Le chiffre interroge. En 2023, les fusions et acquisitions dans le secteur du sport ont battu tous les records à l’échelle mondiale. Ils ont grimpé de 27 % en valeur, pour atteindre un montant de 25 milliards de dollars. Dans le même temps, les transactions mondiales ont chuté de 50 %.
Le constat s’impose : les fonds d’investissement étrangers n’ont jamais autant lorgné sur le sport, ses clubs et ses entreprises. Pourquoi ? Avec quelles perspectives ? Le GIE France Sport Expertise a ouvert le dossier et réalisé une étude inédite sur le sujet. Sa présidente, Claude Revel, a répondu aux questions de FrancsJeux.
FrancsJeux : Pourquoi les fonds d’investissement s’intéressent-il aujourd’hui autant au sport professionnel ?
Claude Revel : Les raisons sont multiples, mais elles ne sont ni sociales ni philanthropiques. Leur présence de plus en plus importante dans le sport répond à un intérêt. Il est d’abord financier. Les clubs professionnels de football, notamment, peuvent représenter un excellent investissement. Ils peuvent se revendre après quelques années et permettre une plus-value. Un fonds peut également y trouver des actifs, immobiliers bien sûr, mais aussi humains. Les joueurs constituent un marché florissant, qui peut laisser envisager des recettes pour l’investisseur. Autre raison : les données. Elles représentent aujourd’hui une nouvelle richesse. Les clubs en possèdent en grand nombre – adhérents, joueurs, partenaires -, toujours intéressantes à exploiter dans la perspective de lancement de nouveaux produits. Enfin, le sport s’avère pour les fonds souverains, au Qatar et en Arabie saoudite notamment, un outil d’influence.
Votre étude révèle que les fonds d’investissement se sont d’abord intéressés au sport en Europe, plutôt qu’aux Etats-Unis. Comment l’expliquer ?
L’Europe est plus ouverte aux investisseurs étrangers. Ses frontières sont moins fermées. C’est vrai dans tous les domaines, dont le sport. Aux Etats-Unis, les ligues et les clubs sont souvent plus structurés, donc moins ouverts à l’extérieur.
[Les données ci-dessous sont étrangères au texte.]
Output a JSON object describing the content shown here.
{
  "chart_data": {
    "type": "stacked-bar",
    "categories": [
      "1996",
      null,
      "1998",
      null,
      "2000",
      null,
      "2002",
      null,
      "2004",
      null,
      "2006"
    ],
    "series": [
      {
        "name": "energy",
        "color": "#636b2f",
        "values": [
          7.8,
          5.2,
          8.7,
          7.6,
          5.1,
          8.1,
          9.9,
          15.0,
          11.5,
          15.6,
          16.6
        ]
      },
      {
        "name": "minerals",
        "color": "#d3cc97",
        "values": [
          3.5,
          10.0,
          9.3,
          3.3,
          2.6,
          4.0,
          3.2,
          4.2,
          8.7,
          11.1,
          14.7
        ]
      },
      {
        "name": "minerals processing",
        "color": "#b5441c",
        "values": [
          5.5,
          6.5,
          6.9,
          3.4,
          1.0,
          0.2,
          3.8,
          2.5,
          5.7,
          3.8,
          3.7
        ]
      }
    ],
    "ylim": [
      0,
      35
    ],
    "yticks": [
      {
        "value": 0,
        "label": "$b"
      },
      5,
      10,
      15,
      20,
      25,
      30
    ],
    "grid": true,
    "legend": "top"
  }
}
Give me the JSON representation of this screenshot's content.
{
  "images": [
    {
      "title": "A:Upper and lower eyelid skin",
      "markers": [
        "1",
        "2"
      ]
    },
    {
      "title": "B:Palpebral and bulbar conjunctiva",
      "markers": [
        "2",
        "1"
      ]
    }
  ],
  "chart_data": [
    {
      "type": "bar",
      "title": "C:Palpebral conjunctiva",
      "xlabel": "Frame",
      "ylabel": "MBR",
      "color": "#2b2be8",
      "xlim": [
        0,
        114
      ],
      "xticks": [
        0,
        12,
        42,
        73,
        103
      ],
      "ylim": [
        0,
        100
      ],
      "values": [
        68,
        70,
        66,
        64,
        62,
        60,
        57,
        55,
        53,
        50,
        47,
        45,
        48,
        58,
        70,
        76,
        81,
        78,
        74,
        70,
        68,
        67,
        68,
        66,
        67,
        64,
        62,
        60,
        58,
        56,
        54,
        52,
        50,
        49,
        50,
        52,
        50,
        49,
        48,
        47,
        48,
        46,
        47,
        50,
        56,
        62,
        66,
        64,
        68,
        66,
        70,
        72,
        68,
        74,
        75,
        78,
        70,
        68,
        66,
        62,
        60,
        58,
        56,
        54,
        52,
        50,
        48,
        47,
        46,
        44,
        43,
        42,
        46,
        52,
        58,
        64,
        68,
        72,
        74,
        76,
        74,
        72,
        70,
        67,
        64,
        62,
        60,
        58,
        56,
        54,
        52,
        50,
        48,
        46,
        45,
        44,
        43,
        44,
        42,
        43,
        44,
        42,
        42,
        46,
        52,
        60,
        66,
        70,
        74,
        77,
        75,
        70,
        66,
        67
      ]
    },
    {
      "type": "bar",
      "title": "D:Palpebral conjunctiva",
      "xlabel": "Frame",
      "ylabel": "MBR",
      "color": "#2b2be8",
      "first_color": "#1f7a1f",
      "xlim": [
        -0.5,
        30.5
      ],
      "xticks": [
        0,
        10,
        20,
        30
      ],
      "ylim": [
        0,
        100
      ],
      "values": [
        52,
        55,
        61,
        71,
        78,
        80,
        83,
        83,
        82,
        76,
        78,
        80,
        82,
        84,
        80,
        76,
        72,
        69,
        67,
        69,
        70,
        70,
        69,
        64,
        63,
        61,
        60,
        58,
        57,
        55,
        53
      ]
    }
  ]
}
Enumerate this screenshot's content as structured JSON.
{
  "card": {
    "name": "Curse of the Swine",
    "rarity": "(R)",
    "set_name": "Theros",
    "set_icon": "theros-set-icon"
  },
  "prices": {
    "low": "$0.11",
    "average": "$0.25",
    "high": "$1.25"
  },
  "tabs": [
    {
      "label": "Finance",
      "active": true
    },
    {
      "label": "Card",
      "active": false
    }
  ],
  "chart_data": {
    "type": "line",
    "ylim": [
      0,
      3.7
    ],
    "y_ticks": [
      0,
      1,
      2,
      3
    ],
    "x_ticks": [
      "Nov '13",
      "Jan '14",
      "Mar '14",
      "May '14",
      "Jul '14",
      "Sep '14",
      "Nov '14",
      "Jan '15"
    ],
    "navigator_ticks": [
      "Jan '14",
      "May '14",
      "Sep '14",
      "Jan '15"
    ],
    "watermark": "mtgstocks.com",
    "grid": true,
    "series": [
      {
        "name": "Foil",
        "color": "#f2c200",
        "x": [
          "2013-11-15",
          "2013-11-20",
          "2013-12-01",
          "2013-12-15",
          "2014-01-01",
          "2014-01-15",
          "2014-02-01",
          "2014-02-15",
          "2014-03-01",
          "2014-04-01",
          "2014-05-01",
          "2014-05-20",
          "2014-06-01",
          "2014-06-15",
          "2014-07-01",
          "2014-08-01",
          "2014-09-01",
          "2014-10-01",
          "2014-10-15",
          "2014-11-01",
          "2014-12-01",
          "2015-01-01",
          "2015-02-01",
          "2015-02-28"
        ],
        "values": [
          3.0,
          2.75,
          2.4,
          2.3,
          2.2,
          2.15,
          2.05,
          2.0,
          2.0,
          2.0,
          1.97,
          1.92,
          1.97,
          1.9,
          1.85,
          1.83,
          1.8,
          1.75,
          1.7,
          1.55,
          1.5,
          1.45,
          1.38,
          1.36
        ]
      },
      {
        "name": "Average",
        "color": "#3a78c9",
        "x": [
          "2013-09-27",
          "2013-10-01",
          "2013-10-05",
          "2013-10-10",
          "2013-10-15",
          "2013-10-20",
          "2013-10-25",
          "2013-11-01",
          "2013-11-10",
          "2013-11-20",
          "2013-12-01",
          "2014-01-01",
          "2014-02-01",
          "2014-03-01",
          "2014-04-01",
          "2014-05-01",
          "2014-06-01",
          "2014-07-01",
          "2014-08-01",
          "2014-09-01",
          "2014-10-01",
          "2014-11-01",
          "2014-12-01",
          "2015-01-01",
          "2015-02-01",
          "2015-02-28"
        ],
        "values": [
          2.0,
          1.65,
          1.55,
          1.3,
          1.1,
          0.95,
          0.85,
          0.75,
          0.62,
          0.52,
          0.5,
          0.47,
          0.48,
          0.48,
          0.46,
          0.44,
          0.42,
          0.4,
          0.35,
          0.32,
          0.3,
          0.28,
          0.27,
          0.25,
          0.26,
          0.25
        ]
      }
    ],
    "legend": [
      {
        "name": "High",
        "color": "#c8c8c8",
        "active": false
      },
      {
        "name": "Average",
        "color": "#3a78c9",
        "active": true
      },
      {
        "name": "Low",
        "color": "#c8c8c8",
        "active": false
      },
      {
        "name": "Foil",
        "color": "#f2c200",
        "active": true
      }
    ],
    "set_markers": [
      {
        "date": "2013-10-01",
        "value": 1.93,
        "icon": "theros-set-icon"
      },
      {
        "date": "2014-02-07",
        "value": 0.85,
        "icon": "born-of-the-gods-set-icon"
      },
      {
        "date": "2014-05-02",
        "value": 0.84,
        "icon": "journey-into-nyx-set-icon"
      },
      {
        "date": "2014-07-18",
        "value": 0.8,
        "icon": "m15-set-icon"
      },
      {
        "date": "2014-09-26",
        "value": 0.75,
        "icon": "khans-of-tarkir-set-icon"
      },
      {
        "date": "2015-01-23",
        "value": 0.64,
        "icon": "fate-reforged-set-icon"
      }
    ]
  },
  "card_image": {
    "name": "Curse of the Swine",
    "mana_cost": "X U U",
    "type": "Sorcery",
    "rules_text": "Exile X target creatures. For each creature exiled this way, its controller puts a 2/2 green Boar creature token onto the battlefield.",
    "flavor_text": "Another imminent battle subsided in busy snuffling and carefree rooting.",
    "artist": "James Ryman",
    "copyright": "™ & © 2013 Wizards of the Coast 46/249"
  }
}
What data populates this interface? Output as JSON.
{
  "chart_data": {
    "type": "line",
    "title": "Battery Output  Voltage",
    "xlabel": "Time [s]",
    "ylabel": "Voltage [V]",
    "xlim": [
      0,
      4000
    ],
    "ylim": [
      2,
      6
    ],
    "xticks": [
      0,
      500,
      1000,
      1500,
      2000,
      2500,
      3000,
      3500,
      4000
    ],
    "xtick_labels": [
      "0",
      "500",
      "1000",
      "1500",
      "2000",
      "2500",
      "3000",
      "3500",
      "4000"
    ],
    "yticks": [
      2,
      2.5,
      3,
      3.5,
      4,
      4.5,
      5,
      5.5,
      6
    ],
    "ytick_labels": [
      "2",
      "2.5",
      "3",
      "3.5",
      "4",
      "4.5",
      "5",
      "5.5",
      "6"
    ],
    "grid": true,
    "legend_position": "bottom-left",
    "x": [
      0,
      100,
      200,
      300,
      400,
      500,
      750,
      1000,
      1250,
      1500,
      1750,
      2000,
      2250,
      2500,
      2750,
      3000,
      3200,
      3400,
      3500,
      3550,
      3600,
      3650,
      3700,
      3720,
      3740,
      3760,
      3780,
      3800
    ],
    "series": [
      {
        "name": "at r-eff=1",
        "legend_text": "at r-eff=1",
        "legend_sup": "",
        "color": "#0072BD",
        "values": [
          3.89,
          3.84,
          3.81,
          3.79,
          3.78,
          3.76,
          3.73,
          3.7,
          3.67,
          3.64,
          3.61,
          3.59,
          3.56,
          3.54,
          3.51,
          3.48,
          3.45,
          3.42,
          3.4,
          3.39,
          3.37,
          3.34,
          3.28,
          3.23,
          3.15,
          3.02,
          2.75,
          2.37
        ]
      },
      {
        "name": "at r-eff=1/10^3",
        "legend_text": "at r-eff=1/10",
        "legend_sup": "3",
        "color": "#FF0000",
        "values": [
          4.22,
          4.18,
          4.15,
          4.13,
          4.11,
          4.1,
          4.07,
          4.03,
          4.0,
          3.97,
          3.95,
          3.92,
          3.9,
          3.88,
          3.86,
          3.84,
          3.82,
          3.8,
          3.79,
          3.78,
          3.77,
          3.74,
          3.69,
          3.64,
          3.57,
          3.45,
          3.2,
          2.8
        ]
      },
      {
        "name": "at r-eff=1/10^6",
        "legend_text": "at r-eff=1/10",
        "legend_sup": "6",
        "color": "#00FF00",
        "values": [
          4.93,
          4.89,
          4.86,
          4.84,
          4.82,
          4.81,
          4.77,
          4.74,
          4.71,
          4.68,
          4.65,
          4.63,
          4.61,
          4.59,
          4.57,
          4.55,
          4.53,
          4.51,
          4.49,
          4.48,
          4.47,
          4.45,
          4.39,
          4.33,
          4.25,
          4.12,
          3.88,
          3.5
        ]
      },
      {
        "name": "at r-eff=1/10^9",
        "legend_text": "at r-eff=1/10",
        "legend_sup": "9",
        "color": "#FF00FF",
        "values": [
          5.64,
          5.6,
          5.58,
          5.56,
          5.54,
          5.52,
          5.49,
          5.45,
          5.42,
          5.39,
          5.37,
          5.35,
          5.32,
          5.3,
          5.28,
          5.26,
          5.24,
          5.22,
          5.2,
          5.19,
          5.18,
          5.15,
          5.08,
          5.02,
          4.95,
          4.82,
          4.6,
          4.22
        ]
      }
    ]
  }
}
Et, paradoxalement, les Etats-Unis font beaucoup plus attention à rester américains.
La France est-elle une cible prioritaire des fonds d’investissement ?
Elle les intéresse beaucoup, c’est une évidence. La France possède des clubs et des entreprise du secteur sportif de très bonne qualité, mais aussi un grand nombre d’athlètes de haut niveau et de bonnes infrastructures. Elle est très bien équipée. Le potentiel est considérable, avec des perspectives de développement importantes car la population française peut être encore plus massivement drainée vers le sport.
Les fonds s’intéressent-ils seulement au football ?
Le football est évidemment leur cible prioritaire, mais il n’est pas la seule. Le rugby commence lui aussi à attirer les fonds d’investissement. Plusieurs autres sports pourraient suivre. Le phénomène n’est pas tout à fait nouveau, mais il va encore nettement s’amplifier. Une information récente en apporte certainement la meilleure preuve : l’annonce en février dernier par JP Morgan et Goldman Sachs de leur décision d’ouvrir une unité dédiée au sport. Quand deux banques d’affaires s’intéressent à un secteur, il y a de fortes chances que le mouvement prenne encore plus d’ampleur.
Nous n’en serions donc qu’au début ?
J’en suis certaine. Les clubs et les entreprises du sport sont en pleine croissance, sans signaux de ralentissement à court terme. En France, notamment, les perspectives sont très bonnes. Mais il faut espérer que le secteur ne soit pas seulement occupé par des fonds étrangers. Il serait souhaitable que des fonds français s’intéressent à leur tour au sport, ou mieux encore qu’un intérêt se manifeste de la part de structures publiques. Je pense surtout à Bpifrance, la banque publique d’investissement.
L’arrivée massive des fonds d’investissement est-elle une bonne nouvelle pour le sport, ou au contraire un risque pour son avenir ?
Les deux. Les clubs professionnels, et au-delà les fédérations, en ont besoin. La présence des fonds remplit un vide. Mais s’ils se mettent à prendre le contrôle, le modèle sportif ne sera plus le même. Les règles pourraient changer pour répondre à des intérêts essentiellement financiers. Avec la perspective, par exemple, d’en arriver à des ligues fermées. Les fonds d’investissement répondent à un besoin, mais ils ne doivent pas pouvoir changer le jeu. L’équilibre n’est pas facile à trouver.